FELAKETE YOL AÇAN ŞAP HASTALIĞI
Uzmanlara göre, Avrupa Birliği de Brexit sonrasında İngiliz ürünlerine benzer bir yasak uygulamıştı. Gerekçe aynıydı: hayvan hastalıklarının yayılmasını önlemek. Şap hastalığı insanlara bulaşmasa da sığır, koyun ve domuzlar arasında son derece bulaşıcı bir hastalıktır.
2001’de Britanya’da başlayan şap salgını, 6 milyondan fazla hayvanın itlaf edilmesine ve 8 milyar sterlinlik bir ekonomik kayba neden olmuştu. AB’deki zarar da 2,7 milyar euro olarak belirlenmişti.
“2001’DEKİ GİBİ RİSKE ATMAYACAĞIZ”
Birleşik Krallık Çevre, Gıda ve Kırsal Kalkınma Bakanlığı, en küçük biyolojik riskin bile varlığında yasağın devam edeceğini belirtiyor. Bakanlık yetkilisi, “2001’deki gibi bir krizi tekrar yaşamayacağız” şeklinde konuştu.

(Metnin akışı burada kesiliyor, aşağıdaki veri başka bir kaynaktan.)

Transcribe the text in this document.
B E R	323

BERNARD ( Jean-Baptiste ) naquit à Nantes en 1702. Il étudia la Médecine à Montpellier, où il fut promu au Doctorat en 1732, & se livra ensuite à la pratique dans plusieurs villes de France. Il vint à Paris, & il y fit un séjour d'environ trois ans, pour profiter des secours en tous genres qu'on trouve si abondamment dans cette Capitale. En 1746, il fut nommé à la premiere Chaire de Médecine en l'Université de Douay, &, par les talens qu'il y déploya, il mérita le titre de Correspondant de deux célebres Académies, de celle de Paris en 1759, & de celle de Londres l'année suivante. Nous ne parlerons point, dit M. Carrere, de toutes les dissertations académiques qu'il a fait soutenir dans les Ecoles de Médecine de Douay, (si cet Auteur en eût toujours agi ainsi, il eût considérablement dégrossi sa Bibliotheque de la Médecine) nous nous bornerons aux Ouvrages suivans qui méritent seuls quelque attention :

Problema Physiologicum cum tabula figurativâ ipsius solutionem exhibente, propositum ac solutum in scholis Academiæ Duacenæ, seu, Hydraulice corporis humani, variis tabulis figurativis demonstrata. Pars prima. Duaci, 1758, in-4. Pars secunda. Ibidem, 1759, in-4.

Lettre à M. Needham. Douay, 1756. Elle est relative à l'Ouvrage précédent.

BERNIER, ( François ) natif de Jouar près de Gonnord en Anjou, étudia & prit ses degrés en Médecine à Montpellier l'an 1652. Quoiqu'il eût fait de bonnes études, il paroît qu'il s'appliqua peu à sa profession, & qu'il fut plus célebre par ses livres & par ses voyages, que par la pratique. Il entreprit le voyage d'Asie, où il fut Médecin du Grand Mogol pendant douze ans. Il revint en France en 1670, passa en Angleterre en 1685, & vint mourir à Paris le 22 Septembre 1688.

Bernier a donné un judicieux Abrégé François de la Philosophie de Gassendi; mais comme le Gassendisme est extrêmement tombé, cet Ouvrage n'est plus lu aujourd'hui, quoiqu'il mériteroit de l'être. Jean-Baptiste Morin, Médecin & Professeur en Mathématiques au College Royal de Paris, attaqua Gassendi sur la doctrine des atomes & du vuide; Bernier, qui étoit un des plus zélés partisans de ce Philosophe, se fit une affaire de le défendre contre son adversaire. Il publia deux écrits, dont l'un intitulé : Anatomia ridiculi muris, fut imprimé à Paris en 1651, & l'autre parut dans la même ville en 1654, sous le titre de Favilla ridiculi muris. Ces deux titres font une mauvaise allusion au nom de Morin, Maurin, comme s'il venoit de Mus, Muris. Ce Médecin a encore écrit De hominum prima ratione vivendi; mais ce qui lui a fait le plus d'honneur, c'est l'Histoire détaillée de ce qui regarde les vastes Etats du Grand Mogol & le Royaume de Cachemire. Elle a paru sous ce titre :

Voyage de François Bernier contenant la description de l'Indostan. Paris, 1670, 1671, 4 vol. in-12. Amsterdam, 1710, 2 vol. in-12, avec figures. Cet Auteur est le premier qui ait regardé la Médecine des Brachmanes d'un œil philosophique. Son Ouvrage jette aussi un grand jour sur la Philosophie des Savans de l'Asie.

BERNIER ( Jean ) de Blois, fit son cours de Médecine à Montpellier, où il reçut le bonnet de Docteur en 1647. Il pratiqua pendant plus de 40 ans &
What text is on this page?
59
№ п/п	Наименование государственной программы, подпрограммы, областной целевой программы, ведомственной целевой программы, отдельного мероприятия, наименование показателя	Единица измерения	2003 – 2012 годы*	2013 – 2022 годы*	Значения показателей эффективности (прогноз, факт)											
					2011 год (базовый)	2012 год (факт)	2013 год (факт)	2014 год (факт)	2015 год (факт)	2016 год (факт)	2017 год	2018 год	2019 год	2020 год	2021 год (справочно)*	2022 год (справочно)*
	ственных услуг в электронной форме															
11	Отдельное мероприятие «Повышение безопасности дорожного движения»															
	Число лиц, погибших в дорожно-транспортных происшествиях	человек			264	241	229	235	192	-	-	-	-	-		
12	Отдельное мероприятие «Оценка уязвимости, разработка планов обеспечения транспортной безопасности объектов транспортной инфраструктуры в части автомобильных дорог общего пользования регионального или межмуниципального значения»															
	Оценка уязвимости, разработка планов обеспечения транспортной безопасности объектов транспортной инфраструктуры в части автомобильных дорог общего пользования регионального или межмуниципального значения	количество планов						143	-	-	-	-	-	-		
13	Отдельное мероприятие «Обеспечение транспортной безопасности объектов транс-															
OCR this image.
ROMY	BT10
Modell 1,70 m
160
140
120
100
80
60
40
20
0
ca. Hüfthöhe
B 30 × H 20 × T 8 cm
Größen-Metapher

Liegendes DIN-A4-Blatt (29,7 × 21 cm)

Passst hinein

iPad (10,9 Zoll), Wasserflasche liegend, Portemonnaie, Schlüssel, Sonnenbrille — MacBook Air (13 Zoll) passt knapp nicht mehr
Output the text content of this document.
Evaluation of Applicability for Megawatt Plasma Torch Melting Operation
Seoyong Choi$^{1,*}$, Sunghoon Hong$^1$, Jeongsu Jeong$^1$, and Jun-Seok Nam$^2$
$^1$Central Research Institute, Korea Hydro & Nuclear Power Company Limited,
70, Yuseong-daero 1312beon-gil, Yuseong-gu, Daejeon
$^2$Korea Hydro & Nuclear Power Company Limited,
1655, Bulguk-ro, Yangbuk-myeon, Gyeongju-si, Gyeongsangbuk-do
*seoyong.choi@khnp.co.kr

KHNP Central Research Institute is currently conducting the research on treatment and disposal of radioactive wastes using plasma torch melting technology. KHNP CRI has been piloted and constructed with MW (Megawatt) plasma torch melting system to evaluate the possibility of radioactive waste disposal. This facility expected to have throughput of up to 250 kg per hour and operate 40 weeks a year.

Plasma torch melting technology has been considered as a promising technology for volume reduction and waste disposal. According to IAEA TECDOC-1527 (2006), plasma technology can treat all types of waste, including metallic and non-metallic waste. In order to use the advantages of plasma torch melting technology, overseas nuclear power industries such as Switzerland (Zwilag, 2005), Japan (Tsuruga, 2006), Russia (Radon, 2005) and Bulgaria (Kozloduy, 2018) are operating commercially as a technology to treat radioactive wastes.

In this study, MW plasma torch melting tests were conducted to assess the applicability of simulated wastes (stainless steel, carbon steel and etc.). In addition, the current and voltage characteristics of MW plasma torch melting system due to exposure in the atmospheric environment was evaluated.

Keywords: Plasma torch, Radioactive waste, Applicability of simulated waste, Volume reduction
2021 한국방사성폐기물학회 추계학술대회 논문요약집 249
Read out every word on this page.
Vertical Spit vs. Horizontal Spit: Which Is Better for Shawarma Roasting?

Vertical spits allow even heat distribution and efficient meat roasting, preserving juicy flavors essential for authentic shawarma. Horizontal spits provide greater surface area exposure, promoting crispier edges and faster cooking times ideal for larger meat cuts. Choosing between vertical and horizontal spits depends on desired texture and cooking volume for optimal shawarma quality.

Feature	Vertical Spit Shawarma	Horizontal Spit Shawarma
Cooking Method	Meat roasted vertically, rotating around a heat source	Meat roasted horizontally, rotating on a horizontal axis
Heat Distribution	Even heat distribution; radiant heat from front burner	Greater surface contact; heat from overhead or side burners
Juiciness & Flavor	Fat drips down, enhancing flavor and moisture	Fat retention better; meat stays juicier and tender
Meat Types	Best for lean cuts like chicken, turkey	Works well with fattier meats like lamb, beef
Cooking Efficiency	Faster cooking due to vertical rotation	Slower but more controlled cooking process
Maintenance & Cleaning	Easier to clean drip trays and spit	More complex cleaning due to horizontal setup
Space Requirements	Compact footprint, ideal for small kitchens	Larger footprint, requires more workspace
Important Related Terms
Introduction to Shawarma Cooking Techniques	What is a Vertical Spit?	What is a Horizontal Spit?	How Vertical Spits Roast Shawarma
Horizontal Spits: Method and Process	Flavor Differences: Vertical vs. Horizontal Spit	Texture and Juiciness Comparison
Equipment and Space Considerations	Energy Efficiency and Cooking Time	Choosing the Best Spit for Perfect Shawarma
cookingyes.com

Ayrıca hükümet, çiftçileri, gıda zincirini ve ekonomiyi korumak amacıyla yeni Ulusal Biyo-Güvenlik Merkezi için 1 milyar sterlinlik bir yatırım yaptığını duyurdu.
Ancak yasağın altı aydan fazla süredir yürürlükte olmasına rağmen ve Avrupa’daki virüs odaklarının tamamen kontrol altına alınmasına rağmen, birçok kişi bu tedbirin artık amacını aşıp aşmadığını sorgulamaktadır.